Claire Fortier has spent the past three months anxiously checking real estate listings, watching interest rate reports and chatting with Realtors, builders and bankers — but she is neither buying nor selling a house. Instead, our special projects editor has been trying to pin down Richmond’s fast-moving housing market for this, our annual real estate update. With sellers settling, rates surging, buyers rallying and developers digging in, the story has changed as often as for-sale signs go up and come down in neighborhoods around the region. Her experiences reflect those of homeowners — the research, conversations and debates about what’s happening, what will happen and what to do. Our snapshot of today’s market, with advice from experts, a look at the numbers and a list of real estate agents recommended by their peers, begins on Page 86.
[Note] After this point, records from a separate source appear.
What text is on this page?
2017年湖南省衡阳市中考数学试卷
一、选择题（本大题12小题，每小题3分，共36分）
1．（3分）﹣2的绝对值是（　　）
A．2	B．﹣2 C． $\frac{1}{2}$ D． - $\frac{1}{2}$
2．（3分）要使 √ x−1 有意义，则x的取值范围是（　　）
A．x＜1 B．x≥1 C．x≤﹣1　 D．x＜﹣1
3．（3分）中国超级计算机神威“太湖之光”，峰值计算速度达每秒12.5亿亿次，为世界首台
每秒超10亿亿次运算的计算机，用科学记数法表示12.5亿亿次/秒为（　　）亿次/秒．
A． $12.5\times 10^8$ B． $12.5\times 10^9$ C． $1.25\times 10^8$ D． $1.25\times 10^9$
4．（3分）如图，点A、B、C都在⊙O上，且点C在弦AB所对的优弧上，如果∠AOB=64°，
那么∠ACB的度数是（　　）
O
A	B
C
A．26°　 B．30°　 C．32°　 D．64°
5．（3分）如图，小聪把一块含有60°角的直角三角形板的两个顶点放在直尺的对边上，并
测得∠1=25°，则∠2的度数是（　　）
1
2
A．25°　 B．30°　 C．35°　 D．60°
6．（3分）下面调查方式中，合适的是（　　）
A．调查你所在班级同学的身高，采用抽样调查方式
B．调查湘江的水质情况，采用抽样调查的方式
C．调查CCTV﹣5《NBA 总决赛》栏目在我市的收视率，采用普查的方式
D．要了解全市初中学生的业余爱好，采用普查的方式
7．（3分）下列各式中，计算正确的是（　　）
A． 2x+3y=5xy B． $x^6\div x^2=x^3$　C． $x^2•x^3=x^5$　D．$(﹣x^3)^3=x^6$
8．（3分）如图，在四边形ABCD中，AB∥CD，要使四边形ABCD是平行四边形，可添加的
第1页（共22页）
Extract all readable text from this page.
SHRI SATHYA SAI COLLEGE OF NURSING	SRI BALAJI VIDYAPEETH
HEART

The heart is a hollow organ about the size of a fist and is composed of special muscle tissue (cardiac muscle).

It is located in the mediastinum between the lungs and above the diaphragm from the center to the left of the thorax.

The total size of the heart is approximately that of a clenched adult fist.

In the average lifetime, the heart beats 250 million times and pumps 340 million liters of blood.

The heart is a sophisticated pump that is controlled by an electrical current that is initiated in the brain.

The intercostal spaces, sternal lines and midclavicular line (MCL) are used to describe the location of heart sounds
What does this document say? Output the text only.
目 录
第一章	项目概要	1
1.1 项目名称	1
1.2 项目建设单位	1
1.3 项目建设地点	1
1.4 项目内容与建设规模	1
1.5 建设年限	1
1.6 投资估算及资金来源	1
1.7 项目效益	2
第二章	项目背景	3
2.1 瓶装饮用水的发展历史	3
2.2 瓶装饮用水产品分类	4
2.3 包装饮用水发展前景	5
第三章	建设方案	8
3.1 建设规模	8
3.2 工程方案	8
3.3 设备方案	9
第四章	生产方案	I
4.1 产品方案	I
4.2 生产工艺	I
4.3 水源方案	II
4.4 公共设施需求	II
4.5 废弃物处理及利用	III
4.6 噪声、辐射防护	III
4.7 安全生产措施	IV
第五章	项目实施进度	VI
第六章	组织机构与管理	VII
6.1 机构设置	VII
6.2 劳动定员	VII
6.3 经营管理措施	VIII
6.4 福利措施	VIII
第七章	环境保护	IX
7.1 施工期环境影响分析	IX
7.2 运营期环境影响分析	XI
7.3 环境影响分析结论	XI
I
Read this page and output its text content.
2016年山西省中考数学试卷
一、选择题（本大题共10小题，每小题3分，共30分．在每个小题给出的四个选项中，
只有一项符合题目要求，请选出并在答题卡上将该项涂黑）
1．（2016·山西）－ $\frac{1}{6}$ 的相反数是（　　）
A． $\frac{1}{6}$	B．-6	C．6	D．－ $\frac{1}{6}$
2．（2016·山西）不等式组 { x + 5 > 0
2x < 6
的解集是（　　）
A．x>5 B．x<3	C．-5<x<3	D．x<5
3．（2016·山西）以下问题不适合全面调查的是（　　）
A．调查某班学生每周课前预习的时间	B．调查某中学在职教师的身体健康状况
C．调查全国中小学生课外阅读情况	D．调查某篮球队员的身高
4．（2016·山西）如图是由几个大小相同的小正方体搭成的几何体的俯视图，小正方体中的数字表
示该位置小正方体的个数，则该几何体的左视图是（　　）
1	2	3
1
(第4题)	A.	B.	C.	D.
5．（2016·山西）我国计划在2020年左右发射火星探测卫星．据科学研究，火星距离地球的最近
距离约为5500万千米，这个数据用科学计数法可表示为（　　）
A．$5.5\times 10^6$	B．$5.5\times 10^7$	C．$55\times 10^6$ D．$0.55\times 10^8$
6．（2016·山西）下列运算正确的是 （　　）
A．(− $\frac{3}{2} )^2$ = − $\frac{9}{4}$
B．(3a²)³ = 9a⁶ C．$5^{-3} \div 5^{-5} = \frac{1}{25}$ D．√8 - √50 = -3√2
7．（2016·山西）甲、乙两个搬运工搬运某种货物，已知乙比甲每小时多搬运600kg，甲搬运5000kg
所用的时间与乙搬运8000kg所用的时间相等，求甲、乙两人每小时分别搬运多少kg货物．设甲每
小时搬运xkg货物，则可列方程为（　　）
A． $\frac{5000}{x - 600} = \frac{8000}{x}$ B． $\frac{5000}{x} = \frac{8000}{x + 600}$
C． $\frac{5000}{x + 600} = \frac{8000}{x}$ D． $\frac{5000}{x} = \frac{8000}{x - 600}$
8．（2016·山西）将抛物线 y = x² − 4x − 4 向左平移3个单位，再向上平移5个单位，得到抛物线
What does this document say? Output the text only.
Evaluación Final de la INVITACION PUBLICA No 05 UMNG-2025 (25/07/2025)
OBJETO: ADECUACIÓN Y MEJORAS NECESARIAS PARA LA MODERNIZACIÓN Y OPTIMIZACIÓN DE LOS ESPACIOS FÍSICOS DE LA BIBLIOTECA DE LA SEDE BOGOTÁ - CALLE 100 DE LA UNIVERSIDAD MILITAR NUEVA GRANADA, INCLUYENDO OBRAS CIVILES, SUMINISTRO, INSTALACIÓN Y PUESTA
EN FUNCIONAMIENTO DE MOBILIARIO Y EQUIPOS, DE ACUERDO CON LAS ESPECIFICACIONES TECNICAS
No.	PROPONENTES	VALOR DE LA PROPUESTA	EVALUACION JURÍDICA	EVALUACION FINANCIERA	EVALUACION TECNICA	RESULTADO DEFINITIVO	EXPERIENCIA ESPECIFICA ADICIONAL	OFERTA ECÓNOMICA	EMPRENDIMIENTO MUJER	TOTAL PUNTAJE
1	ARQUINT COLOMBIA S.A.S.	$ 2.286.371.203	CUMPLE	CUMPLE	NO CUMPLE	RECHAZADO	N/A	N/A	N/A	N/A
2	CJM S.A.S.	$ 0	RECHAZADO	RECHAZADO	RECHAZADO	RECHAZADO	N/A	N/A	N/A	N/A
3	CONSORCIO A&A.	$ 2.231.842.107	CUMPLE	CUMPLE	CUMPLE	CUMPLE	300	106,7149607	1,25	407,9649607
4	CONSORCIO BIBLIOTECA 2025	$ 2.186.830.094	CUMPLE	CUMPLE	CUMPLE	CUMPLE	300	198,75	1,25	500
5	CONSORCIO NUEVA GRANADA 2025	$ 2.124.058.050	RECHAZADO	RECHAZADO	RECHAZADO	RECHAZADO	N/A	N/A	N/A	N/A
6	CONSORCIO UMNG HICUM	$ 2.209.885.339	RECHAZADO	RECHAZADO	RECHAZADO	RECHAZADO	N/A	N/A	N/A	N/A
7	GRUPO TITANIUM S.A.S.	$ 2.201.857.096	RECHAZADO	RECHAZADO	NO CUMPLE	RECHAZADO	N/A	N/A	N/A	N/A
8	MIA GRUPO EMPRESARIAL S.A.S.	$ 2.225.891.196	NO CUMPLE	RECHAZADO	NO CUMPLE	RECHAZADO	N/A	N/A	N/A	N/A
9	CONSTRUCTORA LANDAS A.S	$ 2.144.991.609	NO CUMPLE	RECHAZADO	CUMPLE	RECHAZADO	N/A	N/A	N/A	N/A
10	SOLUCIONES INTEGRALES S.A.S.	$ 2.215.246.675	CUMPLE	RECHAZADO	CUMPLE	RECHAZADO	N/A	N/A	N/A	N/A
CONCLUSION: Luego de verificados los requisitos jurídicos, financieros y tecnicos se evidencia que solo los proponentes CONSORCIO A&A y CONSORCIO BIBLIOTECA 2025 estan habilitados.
It would have been so much easier to plan our real estate coverage if we had just known what was going to happen. That kind of thinking has fueled an interest in tarot for centuries. The colorful, oversized cards have long been arranged in patterns so that insight into the future can be divined from the juxtapositions. In the more modern usage, however, the intriguing illustrations are used more for self-reflection or meditation than magic. Taylor Pilkington’s exploration of the Richmond tarot scene starts on Page 76.
I gained a completely different type of insight from reading Laura Anders Lee’s article about Black businesswomen in Richmond (Page 80). I was appalled that Jenn Braswell, a business owner with a graduate degree, a job and a record of success, was told her husband would need to co-sign a lease, and the feeling was compounded by learning that Black women own just over 1% of businesses in America and struggle to get loans. As Rasheeda Creighton, co-founder of The Jackson Ward Collective Foundation, says, “Opportunities are not equal, and the barriers to access are huge.” Richmond is known as a good city for Black-owned businesses, meaning our 5.9% is twice the national average, but we can — and should — do better.
Also in this issue, we check on the region’s air quality, meet the new director of the Black History Museum & Cultural Center of Virginia, taste a Swedish sandwich cake, try stair running, consider Dark Sky Parks and more. Enjoy!